Kapitel 37_Meltem war aufgeregt...

Roman zum Thema Liebe und Sex


von Ina_Riehl

...Ihr Sohn hatte sich verliebt. Endlich! Tolga war kein echter Spätzünder. Er hatte schon viele Mädchen mit nach Hause gebracht und der ein oder anderen war die Hoffnung auf »mehr« deutlich anzumerken gewesen. Aber Tolga seinerseits hatte sich nie entschließen können, eins dieser Mädchen zu einem besonderen zu machen. Meltem hatte den Unterschied bei Lena sofort gespürt. Aus Tolgas Zimmer erklangen jetzt plötzlich völlig andere Töne (als Death Metal). Er verbrachte deutlich mehr Zeit im Badezimmer und wenn er mit Lena telefonierte, bekam seine Stimme einen fremden, zarten Klang. Das Mädchen war ein wenig schüchtern, aber ausnehmend höflich. Das gefiel Meltem sehr. Sie begann damit, Lena ins Familienleben zu integrieren. Anders, als sie selbst es bei ihren Eltern erlebt hatte, wollte sie dem Paar in ihrem Haus Schutz gewähren. Sie wollte nicht zulassen, dass Faktoren wie die Angst vor Aufdeckung, schlechte Witterung oder Zeitdruck Tolgas Wahrnehmungen beeinträchtigten. Hätte sie Ercan geheiratet, wenn ihr jugendlicher Freiheitsdrang nicht so massiv gewesen wäre? Wenn der Kessel ihrer Lust nicht kurz vorm Überkochen gestanden hätte? Wenn die Heimlichkeit ihr Gewissen nicht so zentnerschwer belastet hätte? - Vielleicht nicht! Tolga war ihr ähnlich. Er war so verletzlich. Sie wusste, dass es einen großen Schritt für ihn bedeutete, Lena sein Herz zu schenken. Umso glücklicher war sie, dass er es nun wagte und das Mädchen es wert zu sein schien. Ganz Türkin oder vielmehr ganz Glucke, hatte sie Lena zusammen mit ihrer Mutter für Freitag Nachmittag zum Tee eingeladen. Sie buk einen Käsekuchen und kaufte aus Sorge, dass Lenas Mutter vielleicht ausgerechnet unter einer Käsekuchen- Aversion leiden könnte, noch 12 Stück Baklava (türk. süßes Blätterteiggebäck) und vier Schneckennudeln.

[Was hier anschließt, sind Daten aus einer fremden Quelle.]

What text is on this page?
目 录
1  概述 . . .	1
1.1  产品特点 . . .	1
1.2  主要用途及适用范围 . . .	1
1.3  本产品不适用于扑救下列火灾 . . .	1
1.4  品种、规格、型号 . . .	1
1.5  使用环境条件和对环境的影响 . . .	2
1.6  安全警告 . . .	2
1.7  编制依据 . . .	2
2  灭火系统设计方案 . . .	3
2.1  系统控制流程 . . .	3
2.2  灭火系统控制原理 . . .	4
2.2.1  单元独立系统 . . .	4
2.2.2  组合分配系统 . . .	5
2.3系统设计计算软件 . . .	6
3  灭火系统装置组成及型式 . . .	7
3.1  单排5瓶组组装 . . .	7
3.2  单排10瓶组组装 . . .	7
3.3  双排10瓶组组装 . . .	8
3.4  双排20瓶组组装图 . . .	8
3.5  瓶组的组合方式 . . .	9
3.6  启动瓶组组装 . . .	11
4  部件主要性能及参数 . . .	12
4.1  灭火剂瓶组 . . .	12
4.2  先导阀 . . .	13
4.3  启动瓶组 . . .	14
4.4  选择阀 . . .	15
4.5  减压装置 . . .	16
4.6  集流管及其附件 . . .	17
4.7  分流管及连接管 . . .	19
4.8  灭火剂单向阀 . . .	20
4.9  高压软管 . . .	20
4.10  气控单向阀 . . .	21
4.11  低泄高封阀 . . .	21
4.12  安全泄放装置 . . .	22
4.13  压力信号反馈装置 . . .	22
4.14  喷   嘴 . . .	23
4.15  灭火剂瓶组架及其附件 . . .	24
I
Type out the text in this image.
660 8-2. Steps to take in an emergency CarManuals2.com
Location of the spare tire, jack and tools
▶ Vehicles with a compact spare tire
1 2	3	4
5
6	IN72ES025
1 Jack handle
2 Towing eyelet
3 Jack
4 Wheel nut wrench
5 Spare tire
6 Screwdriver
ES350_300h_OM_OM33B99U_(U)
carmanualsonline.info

Tolga war nicht so weit gegangen sich etwas Ansprechendes anzuziehen, aber er hatte sein Zimmer einer Art Ordnung unterzogen. Danach gesellte er sich zu Meltem, um sie darin zu unterstützen den Tisch möglichst »deutsch« einzudecken. Er sorgte dafür, dass neben dem türkischen Tee auch noch eine Kanne Kaffee serviert wurde. Dann begab er sich in Barishs Zimmer, um diesen mit ein paar Euro zu bestechen, das Feld zu räumen. Offensichtlich hatte er Angst vor brüderlichen Attacken. Meltem vereitelte diese Transaktion gerade noch. Erleichtert registrierte sie, dass das Schloss knackte. Kilian hatte sich also doch dazu durchgerungen, an der konventionellen Einladung teilzunehmen. Wenn er Damian mitgebracht hätte, würde, dies das Spannungsfeld zwischen den Brüdern schnell neutralisieren. Aber Damian war nicht dabei. Er hätte abgesagt, weil er Samstag etwas vorhabe. Was Kilian vorhatte, erklärte er nicht. Meltem dachte nicht weiter darüber nach. Sie fuhr noch einmal mit dem Lappen über ihre blitzblanke Arbeitsfläche, rückte ein paar Gegenstände zurecht und unterzog ihr Wohnzimmer einer letzten Prüfung: Wie würde ihr Heim auf Lenas Mutter wirken?

Prompt klingelte es an der Tür. Wie reizend! Christine streckte ihr ein buntes Sträußchen Herbstastern entgegen. Die Anspannung verflog. Man war sich auf Anhieb sympathisch und es gab Themen in Hülle und Fülle. Die Kinder machten keinerlei Anstalten sich zurückzuziehen, es wurde diskutiert und gealbert. Kilian tat mit, aber Meltem merkte, dass es ihm nicht so recht passte, dass Tolga und Lena im Mittelpunkt der Aufmerksamkeit standen. Außerdem hatte nicht er Nelly, sondern umgekehrt sie ihm abgesagt. Sie hatte sich vor Damian gestellt, der die Zockerparty mit seinen Freunden einem langweiligen Papa-Wochenende  bei leerem Kühlschrank und schlechtem Fernsehprogramm vorgezogen hatte. Mit seiner Aussage hatte Kilian nur einmal antesten wollen, ob Meltem sich überhaupt noch dafür interessierte, was er so machte: anscheinend ja nicht!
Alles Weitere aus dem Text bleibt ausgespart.